In this entry, ``[1]Subgoal 1'' is the name of a goal which will be proved in the next forcing round. On the next line we display the forced hypothesis, call it `x`, which is `(good-inputp (xtrans i))` in this example. This term will be the conclusion of the new subgoal. Since the new subgoal will be printed in its entirety when its proof is undertaken, we do not here exhibit the context in which `x` was forced. The sentence then lists (possibly a succession of) a goal name from the just-completed round and some step in the proof of that goal that forced `x`. In the example above we see that Subgoals 14 and 28 of the just-completed proof forced `(good-inputp (xtrans i))` by applying `(:rewrite pred-cruncher)` to the term `(pred (xtrans i) i)`.

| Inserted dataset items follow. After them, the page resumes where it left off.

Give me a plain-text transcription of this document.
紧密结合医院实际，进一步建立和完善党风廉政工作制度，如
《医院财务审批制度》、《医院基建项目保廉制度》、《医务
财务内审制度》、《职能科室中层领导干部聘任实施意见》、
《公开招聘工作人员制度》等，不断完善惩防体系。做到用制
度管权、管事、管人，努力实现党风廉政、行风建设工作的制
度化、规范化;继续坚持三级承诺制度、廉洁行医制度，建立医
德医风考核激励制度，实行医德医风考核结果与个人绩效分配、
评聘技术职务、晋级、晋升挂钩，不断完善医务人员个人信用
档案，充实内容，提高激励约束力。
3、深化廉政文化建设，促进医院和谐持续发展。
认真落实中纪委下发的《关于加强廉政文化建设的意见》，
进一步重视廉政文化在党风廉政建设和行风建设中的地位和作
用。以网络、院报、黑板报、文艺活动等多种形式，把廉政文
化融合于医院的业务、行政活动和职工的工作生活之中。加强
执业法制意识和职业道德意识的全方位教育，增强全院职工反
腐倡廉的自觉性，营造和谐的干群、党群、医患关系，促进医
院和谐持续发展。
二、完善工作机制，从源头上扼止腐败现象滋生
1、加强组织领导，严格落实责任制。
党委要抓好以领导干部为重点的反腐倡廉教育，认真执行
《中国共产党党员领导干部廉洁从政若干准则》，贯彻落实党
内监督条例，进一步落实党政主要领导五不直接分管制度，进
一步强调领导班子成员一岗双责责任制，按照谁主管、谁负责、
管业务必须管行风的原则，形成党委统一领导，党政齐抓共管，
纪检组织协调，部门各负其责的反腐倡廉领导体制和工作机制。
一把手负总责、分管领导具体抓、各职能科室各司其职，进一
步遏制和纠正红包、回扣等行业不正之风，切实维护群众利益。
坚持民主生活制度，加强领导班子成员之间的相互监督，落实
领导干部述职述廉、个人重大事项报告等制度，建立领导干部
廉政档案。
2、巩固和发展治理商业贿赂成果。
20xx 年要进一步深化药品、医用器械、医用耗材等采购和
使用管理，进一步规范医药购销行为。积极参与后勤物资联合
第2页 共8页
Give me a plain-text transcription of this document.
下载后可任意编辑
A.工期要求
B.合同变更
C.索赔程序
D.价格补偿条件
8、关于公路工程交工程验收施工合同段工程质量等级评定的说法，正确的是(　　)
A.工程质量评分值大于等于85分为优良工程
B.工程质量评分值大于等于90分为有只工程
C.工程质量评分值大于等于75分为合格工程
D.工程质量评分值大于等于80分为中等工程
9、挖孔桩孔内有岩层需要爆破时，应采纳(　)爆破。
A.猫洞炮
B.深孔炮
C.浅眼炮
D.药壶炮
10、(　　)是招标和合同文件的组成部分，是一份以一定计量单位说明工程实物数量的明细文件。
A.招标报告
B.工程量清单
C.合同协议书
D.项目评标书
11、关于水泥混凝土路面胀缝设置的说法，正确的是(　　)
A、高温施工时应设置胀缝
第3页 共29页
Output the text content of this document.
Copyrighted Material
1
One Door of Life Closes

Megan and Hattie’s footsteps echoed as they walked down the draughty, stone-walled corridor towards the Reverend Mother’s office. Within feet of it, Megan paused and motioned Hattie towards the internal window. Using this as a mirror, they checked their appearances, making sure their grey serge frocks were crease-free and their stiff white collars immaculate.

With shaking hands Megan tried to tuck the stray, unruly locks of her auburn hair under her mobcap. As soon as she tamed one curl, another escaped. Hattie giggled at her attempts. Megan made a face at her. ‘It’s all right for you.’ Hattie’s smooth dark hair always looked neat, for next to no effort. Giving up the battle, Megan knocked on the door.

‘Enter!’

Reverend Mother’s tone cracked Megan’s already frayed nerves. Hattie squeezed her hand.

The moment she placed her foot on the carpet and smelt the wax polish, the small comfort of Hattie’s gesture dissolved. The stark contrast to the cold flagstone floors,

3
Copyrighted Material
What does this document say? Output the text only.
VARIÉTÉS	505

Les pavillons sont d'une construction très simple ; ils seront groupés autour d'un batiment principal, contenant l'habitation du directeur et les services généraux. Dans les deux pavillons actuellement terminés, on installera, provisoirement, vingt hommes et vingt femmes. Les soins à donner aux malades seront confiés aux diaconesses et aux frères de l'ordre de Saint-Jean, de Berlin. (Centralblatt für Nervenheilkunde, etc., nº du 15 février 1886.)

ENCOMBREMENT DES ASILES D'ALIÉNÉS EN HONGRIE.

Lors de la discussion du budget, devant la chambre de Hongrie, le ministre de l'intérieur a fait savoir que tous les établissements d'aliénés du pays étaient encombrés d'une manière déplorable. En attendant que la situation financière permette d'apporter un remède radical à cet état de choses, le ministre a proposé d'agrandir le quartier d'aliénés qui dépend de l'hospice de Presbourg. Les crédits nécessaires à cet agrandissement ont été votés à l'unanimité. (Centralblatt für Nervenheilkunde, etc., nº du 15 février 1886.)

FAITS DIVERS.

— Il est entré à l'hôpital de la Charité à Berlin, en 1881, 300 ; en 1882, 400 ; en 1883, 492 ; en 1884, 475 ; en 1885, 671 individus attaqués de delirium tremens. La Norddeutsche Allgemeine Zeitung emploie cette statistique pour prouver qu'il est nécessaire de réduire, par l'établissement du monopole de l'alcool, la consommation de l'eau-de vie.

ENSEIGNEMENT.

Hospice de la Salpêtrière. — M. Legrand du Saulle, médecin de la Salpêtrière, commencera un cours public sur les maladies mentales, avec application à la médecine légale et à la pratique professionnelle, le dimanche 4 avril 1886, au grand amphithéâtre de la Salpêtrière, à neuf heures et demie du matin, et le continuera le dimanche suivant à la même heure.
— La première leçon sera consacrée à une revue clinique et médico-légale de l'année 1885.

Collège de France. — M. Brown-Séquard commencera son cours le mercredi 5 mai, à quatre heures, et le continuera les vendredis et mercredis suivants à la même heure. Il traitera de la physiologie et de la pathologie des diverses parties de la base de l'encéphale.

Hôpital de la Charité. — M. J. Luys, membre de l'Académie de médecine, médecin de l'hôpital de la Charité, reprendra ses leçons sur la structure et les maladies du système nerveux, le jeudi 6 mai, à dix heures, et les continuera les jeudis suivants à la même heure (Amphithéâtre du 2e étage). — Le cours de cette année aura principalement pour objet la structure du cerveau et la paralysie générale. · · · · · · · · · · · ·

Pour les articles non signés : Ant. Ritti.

If one were to inspect the theorem prover's description of the proof steps applied to Subgoals 14 and 28 one would find the word ``forced'' (or sometimes ``forcibly'') occurring in the commentary. Whenever you see that word in the output, you know you will get a subsequent forcing round to deal with the hypotheses forced. Similarly, if at the beginning of a forcing round a rune is blamed for causing a force in some subgoal, inspection of the commentary for that subgoal will reveal the word ``forced'' after the rule name blamed.

Most forced hypotheses come from within the prover's simplifier. When the simplifier encounters a hypothesis of the form `(force hyp)` it first attempts to establish it by rewriting `hyp` to, say, `hyp'`. If the truth or falsity of `hyp'` is known, forcing is not required. Otherwise, the simplifier actually forces `hyp'`. That is, the `x` mentioned above is `hyp'`, not `hyp`, when the forced subgoal was generated by the simplifier.

Once the system has printed out the origins of the newly forced goals, it proceeds to the next forcing round, where those goals are individually displayed and attacked.

At the beginning of a forcing round, the enabled structure defaults to the global enabled structure. For example, suppose some rune, `rune`, is globally enabled. Suppose in some event you disable the rune at `"Goal"` and successfully prove the goal but force `"[1]Goal"`. Then during the proof of `"[1]Goal"`, rune is enabled ``again.'' The right way to think about this is that the rune is ``still'' enabled. That is, it is enabled globally and each forcing round resumes with the global enabled structure.